La jaqueca amenzaba con abrirse paso entre mi cráneo, tendones, nervios, músculos y piel. Era una verdadera jodienda subcutánea, pero lo realmente engorroso y de cierto peligro para la sociedad era esa tipografía naranja fluorescente y chillona; como diciendo: ‘Aquí estoy yo, con mi rictus mayúsculo con el fin de ser un verdadero quebradero de cabeza’. Decidí seguir adelante en mi rumbo un poco dubitativo, como quien se gira de vez en cuando para ver si alguien se estaba riendo o había una cámara oculta. En la desesperación todos los males hincan. Este del que os refiero puede ser una nueva adversidad, como tantas otras. Un problema de complicada solución para los que esperan con las manos cruzadas enfundados en trajes y corbatas. 
Los transeúntes en su día a día saben dónde fijar la mirada. Es una verdad agria, incómoda, nociva. Un pasatiempo imposible, un Scrabble con las letras predefinidas en los huecos justos o premeditados. Desde arriba sueltan los letreros; abajo se consiente el resultado.

sábado, 7 de enero de 2017

El profesor de historia

Es como una aparición de la serie A dos metros bajo tierra.
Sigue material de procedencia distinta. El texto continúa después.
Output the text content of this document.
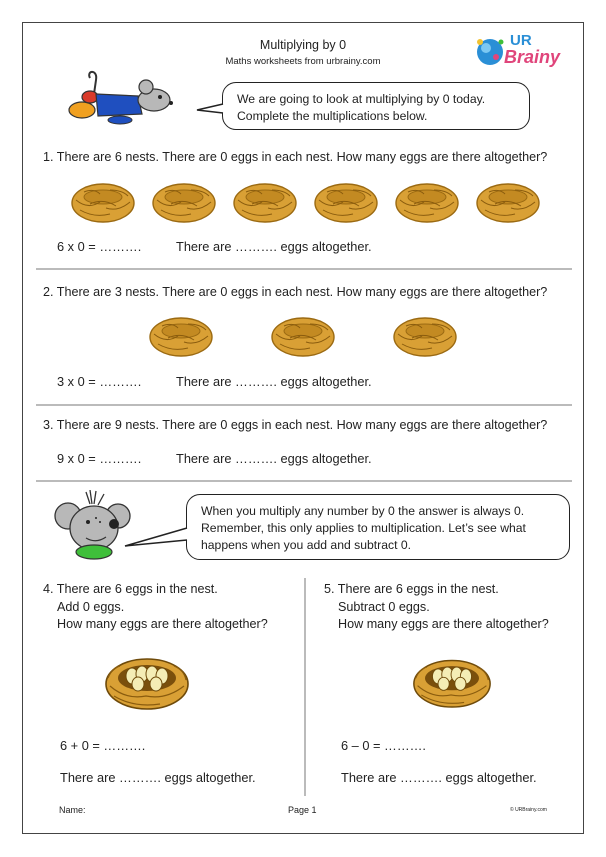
Multiplying by 0
Maths worksheets from urbrainy.com
UR
Brainy
We are going to look at multiplying by 0 today.
Complete the multiplications below.
1. There are 6 nests. There are 0 eggs in each nest. How many eggs are there altogether?
6 x 0 = ……….	There are ………. eggs altogether.
2. There are 3 nests. There are 0 eggs in each nest. How many eggs are there altogether?
3 x 0 = ……….	There are ………. eggs altogether.
3. There are 9 nests. There are 0 eggs in each nest. How many eggs are there altogether?
9 x 0 = ……….	There are ………. eggs altogether.
When you multiply any number by 0 the answer is always 0.
Remember, this only applies to multiplication. Let’s see what
happens when you add and subtract 0.
4. There are 6 eggs in the nest.
Add 0 eggs.
How many eggs are there altogether?
6 + 0 = ……….
There are ………. eggs altogether.
5. There are 6 eggs in the nest.
Subtract 0 eggs.
How many eggs are there altogether?
6 – 0 = ……….
There are ………. eggs altogether.
Name:	Page 1	© URBrainy.com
Una de esas en las que los personajes secundarios que morían al principio del capítulo aparecían más tarde durante el mismo para aleccionar a los protagonistas cual fantasmas con un tema vital que, a priori, se les pasaba por alto. Este parecía uno de esos casos, aunque a mí, este hombre no me hablaba; tan solo me lo encontraba en la sección de frutería del centro comercial donde, por lo visto, solíamos acudir a realizar nuestras compras. Pero algo no cuadraba. Ya era muy mayor cuando impartía clases en el instituto al que fui, por lo que con el paso del tiempo una de dos: o no era él y es un hermano pequeño que en la actualidad dispone de la edad con la que le recuerdo por entonces o podría ser alguien increiblemente parecido. Ser profesor, aunque dispongan de bastantes días de vacaciones, no es una profesión fácil (cuál lo es) por lo que algo de vejez debería notársele. Quizá sea eso lo que más me enoja, el simple hecho de que él se mantenga tal cual y yo haya cambiado. Aunque en el propio cauce vital de la enseñanza los que más terreno disponen por abonar son los alumnos, los maestros pueden cambiar de centro, pero van encauzados. Los adolescentes tienen un mar de incertidumbre por delante. 
Voy andando por el centro comercial y tras una robusta columna exterior de piedra, cerca del aparcamiento sentado en un banco con gafas de sol y un niqui añil, aparece su silueta, sus contornos plácidos y su gesto un poco arrogante. Este Platón modernista aprovecha el sol de las doce de la mañana, como quien disfruta de una merecida jubilación. Un Richard Jenkins pepinero, con la ‘nueva vida‘ por delante. Es entonces cuando me dan ganas de soltar mis bolsas, todavía vacías, y agarrarle por el cuello de la prenda para espetarle: ‘El truco de tus esquemas no me sirvió de nada’ o ‘¡Qué haces aquí!’. Pero en seguida desisto en mi acometida. No puedo increpar nada a alguien que sopesa tanto si los plátanos son buenos o no, porque hago lo mismo. En el fondo, supongo que sigo respetando, ahora que soy un hombre a ese ‘garbancito’ con el que primero suspendí, luego obtuve un sobresaliente para más tarde quedarme en la tercera evaluación en un notable. Seguiré espiando su meticulosidad en ese gran desconocido que pasea como si nadie le reconociera, como si fuera uno más y no hubiera dejado cierto poso de aprendizaje en un alumno del pasado. Por lo tanto todo permanece igual. La tiza por las patatas, las zanahorias por el parte de asistencia. Siempre hay alguien mirándonos o simplemente observando lo que pasa. Es la única historia que conozco, la que ven nuestros ojos. Esa también merece ser contada.